Recently, we’ve seen the growth of the CIO-as-a-Service to address this problem, and it’s something we’ve started to offer at Total. It effectively provides an experienced, top-level person on a pay-as-you-go basis. This typically means a CIO that works several days a week during busy periods, like a digital transformation, with only a light touch in quieter times. It can also offer a great breadth and depth of experience.

In Total’s case, we’re always working on IT transformations, as well as across a variety of sectors, so customers don’t just draw on the expertise of a single individual but on the wider experience of both them and their colleagues. With this kind of arrangement, customers also benefit from long-term consistency, over multiple years, that they just couldn’t get with a contract employee who soon moves on.

What about impartiality? Could you rely on a CIO provided by your IT partner to keep your best interests as their top priority?

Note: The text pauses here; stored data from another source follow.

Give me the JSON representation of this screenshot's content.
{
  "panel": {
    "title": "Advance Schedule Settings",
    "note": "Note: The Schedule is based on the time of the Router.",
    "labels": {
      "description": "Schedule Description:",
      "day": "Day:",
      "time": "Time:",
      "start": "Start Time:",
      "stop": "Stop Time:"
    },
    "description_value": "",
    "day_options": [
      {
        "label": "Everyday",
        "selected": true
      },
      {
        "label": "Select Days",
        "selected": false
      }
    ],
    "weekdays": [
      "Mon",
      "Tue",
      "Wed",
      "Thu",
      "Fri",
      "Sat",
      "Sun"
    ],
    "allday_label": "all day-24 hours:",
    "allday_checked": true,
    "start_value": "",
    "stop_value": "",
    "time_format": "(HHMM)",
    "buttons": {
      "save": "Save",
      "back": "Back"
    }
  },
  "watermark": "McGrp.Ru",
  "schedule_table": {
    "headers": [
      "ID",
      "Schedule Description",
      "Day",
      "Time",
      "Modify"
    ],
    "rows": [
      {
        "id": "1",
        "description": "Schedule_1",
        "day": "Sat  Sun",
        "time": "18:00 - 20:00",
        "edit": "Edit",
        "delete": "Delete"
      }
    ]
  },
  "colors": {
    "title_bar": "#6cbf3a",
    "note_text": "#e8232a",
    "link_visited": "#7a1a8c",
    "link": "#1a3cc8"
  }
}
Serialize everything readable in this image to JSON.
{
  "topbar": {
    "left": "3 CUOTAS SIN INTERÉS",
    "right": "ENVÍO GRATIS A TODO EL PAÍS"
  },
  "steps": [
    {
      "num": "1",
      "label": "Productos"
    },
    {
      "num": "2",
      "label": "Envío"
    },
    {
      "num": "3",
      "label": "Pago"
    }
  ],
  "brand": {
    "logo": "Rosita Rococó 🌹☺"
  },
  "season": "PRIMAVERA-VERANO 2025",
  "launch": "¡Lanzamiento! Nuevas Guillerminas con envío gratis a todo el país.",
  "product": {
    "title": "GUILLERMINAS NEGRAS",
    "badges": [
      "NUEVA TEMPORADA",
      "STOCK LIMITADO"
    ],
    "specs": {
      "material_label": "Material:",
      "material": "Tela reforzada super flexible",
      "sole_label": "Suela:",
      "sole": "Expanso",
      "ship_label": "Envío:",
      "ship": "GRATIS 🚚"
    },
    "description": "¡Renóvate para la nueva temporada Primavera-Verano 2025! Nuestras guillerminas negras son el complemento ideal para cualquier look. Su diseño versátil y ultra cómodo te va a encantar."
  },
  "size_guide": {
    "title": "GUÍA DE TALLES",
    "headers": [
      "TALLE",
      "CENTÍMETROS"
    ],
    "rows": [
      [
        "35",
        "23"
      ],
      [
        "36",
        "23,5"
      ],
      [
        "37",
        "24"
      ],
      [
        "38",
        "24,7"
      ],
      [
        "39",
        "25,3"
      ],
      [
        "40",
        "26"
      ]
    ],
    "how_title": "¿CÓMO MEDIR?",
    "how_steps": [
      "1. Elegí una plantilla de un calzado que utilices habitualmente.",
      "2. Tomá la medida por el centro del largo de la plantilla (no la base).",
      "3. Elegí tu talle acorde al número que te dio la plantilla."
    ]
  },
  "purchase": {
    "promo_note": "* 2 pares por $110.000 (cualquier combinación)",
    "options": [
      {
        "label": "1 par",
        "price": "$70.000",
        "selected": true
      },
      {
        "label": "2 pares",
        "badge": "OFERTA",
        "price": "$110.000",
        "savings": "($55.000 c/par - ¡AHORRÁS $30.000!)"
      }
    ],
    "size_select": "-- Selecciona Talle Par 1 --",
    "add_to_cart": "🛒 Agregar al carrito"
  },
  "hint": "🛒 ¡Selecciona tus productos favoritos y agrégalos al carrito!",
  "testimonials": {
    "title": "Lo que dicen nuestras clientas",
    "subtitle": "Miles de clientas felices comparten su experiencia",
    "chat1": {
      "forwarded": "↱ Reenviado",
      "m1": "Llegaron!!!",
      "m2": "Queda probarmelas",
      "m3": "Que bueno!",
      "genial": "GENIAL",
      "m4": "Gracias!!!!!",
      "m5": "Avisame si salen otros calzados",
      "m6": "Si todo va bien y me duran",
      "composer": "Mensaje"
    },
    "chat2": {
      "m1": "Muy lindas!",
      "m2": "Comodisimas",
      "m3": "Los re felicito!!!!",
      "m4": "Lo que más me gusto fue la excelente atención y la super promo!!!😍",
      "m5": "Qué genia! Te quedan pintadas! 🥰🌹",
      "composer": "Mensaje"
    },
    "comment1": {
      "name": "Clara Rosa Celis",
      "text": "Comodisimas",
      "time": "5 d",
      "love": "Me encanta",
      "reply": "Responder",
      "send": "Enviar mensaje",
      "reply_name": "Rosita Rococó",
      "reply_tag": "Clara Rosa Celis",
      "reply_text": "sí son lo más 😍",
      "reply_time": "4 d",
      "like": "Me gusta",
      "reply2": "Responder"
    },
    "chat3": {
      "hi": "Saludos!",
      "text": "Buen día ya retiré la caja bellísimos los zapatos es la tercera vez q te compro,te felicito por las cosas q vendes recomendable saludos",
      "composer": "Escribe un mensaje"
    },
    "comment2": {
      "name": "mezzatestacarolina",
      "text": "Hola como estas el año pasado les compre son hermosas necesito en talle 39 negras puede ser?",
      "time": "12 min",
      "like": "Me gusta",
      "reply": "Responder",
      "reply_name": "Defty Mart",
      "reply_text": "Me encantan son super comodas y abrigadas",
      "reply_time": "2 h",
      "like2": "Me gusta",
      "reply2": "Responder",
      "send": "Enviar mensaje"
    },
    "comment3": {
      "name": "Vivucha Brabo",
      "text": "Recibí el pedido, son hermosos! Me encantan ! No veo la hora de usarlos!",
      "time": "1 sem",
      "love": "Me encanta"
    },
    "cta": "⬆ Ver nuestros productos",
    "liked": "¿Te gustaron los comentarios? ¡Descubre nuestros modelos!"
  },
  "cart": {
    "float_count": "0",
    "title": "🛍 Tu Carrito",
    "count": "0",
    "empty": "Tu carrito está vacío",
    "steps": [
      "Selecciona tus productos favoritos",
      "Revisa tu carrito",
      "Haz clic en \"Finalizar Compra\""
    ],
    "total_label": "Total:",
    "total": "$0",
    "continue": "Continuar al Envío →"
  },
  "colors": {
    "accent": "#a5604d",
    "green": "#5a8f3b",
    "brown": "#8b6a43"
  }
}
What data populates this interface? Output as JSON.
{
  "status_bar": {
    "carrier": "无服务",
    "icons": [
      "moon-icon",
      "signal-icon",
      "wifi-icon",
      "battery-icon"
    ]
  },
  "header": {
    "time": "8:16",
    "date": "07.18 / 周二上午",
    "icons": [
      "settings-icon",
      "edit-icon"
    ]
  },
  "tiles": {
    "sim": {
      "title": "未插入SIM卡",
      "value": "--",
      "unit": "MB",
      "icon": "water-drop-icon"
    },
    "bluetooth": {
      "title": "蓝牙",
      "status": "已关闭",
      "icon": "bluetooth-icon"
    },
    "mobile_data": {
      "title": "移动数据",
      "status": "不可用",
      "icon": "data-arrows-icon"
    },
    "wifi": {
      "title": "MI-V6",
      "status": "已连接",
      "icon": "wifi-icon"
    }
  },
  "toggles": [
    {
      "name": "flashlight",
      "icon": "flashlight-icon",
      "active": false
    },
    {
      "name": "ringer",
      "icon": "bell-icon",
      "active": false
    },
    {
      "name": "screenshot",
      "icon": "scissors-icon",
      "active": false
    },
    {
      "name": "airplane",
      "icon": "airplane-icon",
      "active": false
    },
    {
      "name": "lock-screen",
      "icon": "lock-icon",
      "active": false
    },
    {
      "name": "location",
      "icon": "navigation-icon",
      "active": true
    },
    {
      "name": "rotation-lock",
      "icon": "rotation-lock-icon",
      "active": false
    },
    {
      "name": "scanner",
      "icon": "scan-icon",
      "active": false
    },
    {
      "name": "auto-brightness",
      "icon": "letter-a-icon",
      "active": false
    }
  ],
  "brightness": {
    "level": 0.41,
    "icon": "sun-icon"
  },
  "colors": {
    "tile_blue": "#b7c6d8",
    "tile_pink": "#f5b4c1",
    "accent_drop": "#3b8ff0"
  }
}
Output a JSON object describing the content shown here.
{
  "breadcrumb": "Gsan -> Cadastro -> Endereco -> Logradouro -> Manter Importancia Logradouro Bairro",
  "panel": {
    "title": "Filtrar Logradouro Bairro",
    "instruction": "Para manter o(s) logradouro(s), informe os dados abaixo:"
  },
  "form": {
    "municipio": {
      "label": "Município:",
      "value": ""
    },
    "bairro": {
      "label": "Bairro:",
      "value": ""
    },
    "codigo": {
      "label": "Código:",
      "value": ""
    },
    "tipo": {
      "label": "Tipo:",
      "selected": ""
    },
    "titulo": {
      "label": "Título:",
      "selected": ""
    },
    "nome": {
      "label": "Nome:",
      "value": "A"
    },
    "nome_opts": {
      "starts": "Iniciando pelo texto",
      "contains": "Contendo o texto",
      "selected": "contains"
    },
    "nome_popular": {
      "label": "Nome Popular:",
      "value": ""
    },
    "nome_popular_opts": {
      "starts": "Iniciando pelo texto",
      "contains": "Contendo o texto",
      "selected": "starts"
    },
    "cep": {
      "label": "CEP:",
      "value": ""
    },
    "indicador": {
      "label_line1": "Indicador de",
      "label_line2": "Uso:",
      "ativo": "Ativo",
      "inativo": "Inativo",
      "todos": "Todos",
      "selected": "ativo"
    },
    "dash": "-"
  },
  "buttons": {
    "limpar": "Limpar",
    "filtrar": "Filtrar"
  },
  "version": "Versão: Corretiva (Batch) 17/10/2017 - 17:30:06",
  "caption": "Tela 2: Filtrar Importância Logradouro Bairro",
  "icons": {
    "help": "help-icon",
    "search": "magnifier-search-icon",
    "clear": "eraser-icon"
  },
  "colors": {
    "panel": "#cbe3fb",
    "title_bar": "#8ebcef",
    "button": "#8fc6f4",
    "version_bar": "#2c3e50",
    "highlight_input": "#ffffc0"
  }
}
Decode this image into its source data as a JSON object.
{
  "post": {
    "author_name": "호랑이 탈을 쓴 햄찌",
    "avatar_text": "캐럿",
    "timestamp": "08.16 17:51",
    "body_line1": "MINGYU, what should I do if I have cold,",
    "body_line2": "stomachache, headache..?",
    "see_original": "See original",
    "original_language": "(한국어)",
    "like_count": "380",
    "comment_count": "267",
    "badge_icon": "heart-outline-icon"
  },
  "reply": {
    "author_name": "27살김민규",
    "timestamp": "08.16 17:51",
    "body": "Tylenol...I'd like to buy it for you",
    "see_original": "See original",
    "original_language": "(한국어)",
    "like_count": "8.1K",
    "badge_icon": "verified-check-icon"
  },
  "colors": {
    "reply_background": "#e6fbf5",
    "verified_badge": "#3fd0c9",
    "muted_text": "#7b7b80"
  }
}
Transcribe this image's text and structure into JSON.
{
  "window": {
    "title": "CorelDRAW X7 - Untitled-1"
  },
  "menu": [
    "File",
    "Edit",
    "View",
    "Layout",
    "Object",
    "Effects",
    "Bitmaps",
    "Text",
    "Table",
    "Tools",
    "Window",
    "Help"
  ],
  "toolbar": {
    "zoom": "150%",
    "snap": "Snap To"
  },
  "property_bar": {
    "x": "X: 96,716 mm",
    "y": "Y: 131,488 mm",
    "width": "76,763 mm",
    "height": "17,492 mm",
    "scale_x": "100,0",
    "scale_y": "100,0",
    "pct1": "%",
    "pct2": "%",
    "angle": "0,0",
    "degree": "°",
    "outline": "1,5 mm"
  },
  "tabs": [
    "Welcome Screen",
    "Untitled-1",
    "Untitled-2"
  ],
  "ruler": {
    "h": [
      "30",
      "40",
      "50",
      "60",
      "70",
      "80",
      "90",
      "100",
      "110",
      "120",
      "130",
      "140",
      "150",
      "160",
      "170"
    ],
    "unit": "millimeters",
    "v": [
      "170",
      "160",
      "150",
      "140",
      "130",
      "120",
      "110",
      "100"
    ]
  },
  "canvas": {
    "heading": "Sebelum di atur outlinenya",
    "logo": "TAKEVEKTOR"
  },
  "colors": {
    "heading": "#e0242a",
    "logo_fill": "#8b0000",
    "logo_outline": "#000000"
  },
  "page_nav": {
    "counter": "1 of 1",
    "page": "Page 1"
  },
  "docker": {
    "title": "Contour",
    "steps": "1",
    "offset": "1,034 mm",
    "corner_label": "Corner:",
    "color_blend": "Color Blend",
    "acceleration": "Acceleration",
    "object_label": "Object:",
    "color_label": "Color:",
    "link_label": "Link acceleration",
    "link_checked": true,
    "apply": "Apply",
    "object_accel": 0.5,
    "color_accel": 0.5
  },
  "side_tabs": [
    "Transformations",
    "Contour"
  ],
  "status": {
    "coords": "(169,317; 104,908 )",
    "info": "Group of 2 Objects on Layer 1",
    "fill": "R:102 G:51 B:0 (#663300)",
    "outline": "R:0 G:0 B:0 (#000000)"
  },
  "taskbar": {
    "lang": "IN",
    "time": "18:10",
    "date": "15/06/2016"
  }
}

It’s a valid question, but one I rarely hear from MDs and FDs. They are used to paying for the expertise of specialist advisors, such as the company lawyers or accountants, and appreciate that the advice often results in additional work for those businesses. The critical thing is working with trustworthy organisations that combine expertise, professionalism, and honesty with a long-term view of your business relationship.

The CIO-as-a-Service model has a lot to offer organisations who don’t require a full-time CIO. They can get affordable access to an experienced, high-level leader, with long-term consistency as their business develops.